October 15, 2010 in 1950s-1960s, Political history

The textbook definition of segregation is “the seperation or isolation of a race, class, or ethnice group by enforced or voluntary residence in a restricted area by barriers to social intercourse by seperate educational facilities, or by other discriminatory means.” [citation needed here]  From the AASRP Race Dialogues “Sisters in the Struggle” talk yesterday I think it is fairly safe to say that Lexington still enables segregation in the community.

 The facilitator, Mrs. Valinda Livingston, was addressing issues with Lexington’s North and South end schools and how there is not much diversity.  The “white ” schools have more resources while the “black” schools are lacking in technology.  This is not what activists from the Civil Rights movement, like Lexington’s former NAACP president Audrey Grevious, would like to see.  It is modern day segregation and not fair for individuals that live in less than ideal socioeconomic conditions.  When Mrs. Livingston was talking about when she was a prinicipal in the 90’s and another principal called her to ask about to deal with those “type” of children (meaning the African American students), that shows a racist mentality that has been imbedded in the community. 

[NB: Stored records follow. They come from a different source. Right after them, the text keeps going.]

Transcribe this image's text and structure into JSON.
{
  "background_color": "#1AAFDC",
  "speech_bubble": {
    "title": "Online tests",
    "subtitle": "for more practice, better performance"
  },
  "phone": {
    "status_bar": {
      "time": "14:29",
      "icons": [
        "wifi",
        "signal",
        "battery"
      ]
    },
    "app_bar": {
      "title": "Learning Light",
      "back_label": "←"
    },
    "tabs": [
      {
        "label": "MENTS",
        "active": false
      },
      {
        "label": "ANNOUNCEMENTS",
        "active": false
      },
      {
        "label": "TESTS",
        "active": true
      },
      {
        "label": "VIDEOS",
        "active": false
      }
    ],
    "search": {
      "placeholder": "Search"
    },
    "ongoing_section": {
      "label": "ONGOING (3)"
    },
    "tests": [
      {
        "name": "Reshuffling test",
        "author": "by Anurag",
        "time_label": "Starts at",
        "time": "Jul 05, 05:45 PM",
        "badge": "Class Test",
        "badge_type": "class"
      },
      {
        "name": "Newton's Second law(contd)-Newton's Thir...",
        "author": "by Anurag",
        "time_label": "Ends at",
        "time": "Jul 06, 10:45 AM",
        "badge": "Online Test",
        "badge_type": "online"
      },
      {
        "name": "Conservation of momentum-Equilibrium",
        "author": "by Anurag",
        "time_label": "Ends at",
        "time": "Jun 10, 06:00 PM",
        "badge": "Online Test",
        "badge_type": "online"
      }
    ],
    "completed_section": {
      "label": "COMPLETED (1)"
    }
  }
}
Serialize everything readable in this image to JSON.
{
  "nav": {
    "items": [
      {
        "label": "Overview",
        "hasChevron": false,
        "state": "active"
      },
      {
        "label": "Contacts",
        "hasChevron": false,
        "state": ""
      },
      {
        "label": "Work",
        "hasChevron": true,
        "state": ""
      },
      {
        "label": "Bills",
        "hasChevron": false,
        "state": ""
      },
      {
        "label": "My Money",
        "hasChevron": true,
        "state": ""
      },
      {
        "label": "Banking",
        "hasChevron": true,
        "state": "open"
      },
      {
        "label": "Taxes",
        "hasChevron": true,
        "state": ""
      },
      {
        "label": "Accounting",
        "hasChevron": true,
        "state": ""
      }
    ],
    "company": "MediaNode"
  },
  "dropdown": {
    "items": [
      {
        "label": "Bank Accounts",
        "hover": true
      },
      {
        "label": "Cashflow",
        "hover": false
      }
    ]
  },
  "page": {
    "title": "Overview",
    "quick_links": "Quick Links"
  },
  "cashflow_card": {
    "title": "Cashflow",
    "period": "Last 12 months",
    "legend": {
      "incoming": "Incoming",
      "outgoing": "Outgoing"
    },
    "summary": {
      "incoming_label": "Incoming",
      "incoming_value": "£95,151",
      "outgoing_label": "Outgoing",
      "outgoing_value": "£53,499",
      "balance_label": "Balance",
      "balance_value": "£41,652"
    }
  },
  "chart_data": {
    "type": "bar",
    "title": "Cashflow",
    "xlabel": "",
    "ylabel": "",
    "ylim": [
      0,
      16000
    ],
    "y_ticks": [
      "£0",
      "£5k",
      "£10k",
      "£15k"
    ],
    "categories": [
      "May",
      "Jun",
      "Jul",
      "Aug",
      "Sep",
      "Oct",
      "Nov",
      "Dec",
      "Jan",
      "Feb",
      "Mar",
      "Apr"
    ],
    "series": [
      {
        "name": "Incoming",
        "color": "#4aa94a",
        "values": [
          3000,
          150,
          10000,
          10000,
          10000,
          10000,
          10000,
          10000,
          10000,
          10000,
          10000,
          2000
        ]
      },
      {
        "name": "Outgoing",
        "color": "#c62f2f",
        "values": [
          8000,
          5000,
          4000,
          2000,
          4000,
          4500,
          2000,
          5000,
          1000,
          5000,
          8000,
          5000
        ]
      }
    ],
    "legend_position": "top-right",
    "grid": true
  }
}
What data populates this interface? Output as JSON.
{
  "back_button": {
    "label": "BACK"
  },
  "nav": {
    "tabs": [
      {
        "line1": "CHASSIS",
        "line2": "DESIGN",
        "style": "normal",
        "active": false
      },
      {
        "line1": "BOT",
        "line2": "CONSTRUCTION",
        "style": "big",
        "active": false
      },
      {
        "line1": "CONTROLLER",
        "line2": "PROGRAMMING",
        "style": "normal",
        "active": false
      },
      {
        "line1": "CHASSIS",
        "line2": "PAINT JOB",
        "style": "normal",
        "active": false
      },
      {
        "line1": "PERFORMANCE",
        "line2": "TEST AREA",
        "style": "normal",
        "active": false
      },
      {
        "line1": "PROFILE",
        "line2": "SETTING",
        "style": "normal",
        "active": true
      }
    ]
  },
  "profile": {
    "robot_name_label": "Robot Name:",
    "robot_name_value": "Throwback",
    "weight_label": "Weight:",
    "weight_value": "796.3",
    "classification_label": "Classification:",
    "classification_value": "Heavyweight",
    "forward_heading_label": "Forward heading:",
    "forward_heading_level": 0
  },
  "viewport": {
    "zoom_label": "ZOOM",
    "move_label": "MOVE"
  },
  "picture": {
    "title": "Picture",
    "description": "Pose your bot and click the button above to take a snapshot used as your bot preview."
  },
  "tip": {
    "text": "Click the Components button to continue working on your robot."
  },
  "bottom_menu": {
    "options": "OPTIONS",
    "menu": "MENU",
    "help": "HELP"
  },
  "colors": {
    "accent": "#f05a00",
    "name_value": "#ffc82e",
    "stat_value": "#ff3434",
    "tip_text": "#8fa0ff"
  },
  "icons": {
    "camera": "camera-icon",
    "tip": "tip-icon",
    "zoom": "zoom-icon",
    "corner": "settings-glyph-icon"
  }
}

There are studies that show how segregation can affect a child’s self identity and how they perceive others.  An example of one of these studies was the Clark Doll Experiment done in 1939.  This experiment brought in black children to choose between a white or black doll, most chose the white doll to play with.  When the experimenter asked the children which one was the “bad” doll they pointed to the black one.  This shows a direct effect on their self identity. 

One of my professors last year was talking about how his daughter goes to a school that has mainly a white population here in Lexington.  One day she came home and told her father how she was ugly because she did not have white skin and blonde hair and none of the boys would talk to her.  This is a direct effect on African American children and not having a diverse learning environment to find their identity.  It is not fair that the Civil Rights activist endured all of these struggles and Lexington in a way is still stuck in the era of segregation.

2 responses to Lexington and Segregation

  1. It is sad to see how people have fought so hard to end segregation and it seems like its slowly creeping back among us. No race should ever feel inferior to another. We live in America where we are all equal and the color of your skin should not matter, but it seems as if it does.

  2. The issues of segregation in Lexington, Kentucky based primarily on socioeconomic reasons is not an isolated problem. I am the daughter of a woman who has taught grade school art in the Toledo, Ohio public school system for many years. The struggle for supplies, the retention of good teachers, and finding a way to give these children a fair education in comparison to students in the schools of surrounding suburbs where the affluent choose to live. Just as an example, this past year the Superintendent proposed the elimination of art and physical education. Why? To balance the budget deficit. The vote was not passed, and the teachers received a pay cut. What kind of fair education would these inner-city kids get when you can’t find any other way to balance the budget?